Transports en RDC : La FEC interpelle John Banza Lunda

Corridor logistique en RDC : Le patronat accentue la pression sur le gouvernement face aux défaillances routières

Les conditions d’exercice du transport de marchandises en République Démocratique du Congo font l’objet d’un bras de fer direct entre le secteur privé et le pouvoir exécutif. Au cours d’une réunion de travail constructive mais sans concession, les délégués de la Fédération des Entreprises du Congo (FEC) ont présenté un tableau critique de la situation des infrastructures au ministre de tutelle, John Banza Lunda. Cette démarche officielle traduit l’exaspération croissante des opérateurs économiques face aux goulots d’étranglement qui pénalisent la chaîne d’approvisionnement nationale.

Une paralysie chronique des axes stratégiques

Le diagnostic établi par le syndicat patronal cible explicitement les axes routiers majeurs du réseau national : la route nationale 1 reliant la capitale au port de Matadi, la zone frontalière de Kasumbalesa, ainsi que la route reliant la ville minière de Kolwezi.

Les griefs de la FEC reposent sur deux facteurs structurels majeurs :

  • Une fiscalité routière contre-productive : Le niveau actuel des tarifs de péage imposés aux véhicules lourds de transport de marchandises pèse lourdement sur la structure des coûts des entreprises locales et alimente l’inflation des produits de consommation courante.
  • Un déficit de maintenance opérationnelle : L’absence d’assistance technique rapide lors des pannes de camions sur les voies de circulation engendre des embouteillages d’une ampleur critique. Ces blocages prolongés ralentissent le rythme des rotations et immobilisent des capitaux importants.
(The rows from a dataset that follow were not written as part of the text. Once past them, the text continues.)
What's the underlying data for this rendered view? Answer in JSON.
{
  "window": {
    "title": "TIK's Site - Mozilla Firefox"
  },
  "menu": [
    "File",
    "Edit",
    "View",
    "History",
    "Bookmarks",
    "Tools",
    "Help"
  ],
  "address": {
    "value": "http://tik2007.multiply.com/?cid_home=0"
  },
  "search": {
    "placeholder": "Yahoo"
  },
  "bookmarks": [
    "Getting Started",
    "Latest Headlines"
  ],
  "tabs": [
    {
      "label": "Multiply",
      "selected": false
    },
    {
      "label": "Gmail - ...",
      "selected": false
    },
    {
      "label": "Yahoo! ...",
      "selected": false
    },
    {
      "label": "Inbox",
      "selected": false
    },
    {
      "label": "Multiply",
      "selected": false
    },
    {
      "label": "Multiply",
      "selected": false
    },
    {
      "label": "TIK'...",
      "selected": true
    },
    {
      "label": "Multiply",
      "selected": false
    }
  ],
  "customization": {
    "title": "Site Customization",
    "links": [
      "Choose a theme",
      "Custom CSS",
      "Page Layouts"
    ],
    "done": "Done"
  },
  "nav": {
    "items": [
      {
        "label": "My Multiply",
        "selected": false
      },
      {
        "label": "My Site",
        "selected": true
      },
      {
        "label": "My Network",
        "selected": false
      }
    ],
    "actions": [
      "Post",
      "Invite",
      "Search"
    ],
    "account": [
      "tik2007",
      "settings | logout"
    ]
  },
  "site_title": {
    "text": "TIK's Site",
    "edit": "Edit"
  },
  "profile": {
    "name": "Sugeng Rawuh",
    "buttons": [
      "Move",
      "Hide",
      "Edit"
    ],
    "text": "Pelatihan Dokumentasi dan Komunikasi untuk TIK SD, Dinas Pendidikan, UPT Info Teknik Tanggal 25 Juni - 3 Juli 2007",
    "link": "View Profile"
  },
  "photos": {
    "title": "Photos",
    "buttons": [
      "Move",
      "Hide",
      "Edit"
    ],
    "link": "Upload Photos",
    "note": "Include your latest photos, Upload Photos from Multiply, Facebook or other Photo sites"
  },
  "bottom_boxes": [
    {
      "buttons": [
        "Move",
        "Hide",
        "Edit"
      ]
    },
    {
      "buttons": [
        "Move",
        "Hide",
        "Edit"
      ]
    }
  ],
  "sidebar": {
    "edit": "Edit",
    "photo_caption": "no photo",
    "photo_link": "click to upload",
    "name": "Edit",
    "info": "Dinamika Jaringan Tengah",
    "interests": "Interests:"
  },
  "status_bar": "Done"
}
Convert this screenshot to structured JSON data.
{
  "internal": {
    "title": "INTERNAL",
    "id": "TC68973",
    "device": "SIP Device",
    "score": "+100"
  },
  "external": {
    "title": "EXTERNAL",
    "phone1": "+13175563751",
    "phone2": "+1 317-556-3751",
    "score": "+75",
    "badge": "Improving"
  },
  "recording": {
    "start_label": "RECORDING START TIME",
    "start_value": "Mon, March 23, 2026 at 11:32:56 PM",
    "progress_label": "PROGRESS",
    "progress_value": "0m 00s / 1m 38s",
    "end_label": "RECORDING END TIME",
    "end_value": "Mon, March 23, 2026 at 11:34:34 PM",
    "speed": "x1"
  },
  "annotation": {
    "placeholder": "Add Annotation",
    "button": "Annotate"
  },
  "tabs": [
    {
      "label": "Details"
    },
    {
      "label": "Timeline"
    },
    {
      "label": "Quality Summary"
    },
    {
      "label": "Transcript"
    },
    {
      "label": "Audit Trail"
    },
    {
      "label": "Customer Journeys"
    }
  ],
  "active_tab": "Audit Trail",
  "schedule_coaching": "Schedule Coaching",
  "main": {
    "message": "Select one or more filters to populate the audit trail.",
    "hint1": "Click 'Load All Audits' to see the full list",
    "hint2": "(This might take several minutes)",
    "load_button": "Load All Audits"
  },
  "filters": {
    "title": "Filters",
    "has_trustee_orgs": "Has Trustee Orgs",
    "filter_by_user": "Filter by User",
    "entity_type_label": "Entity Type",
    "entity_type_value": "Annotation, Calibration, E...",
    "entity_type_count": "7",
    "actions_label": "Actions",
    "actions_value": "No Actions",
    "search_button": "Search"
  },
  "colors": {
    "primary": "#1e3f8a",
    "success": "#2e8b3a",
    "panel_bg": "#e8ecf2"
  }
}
L’exigence d’un calendrier de réformes immédiates

Face à l’impact mesurable de ces dysfonctionnements sur le PIB et la compétitivité du pays, la FEC a demandé un engagement ferme de la part des autorités publiques. Un horizon de dix jours a été fixé pour la mise en place de premières mesures correctives concrètes.

Les chefs d’entreprise attendent de l’administration publique un réajustement des barèmes des péages routiers ainsi qu’un plan de contingence pour la libération rapide des voies obstruées. L’issue de ces négociations techniques conditionnera l’évolution du climat des affaires et la fluidité des échanges sur l’un des réseaux de transport les plus stratégiques d’Afrique centrale.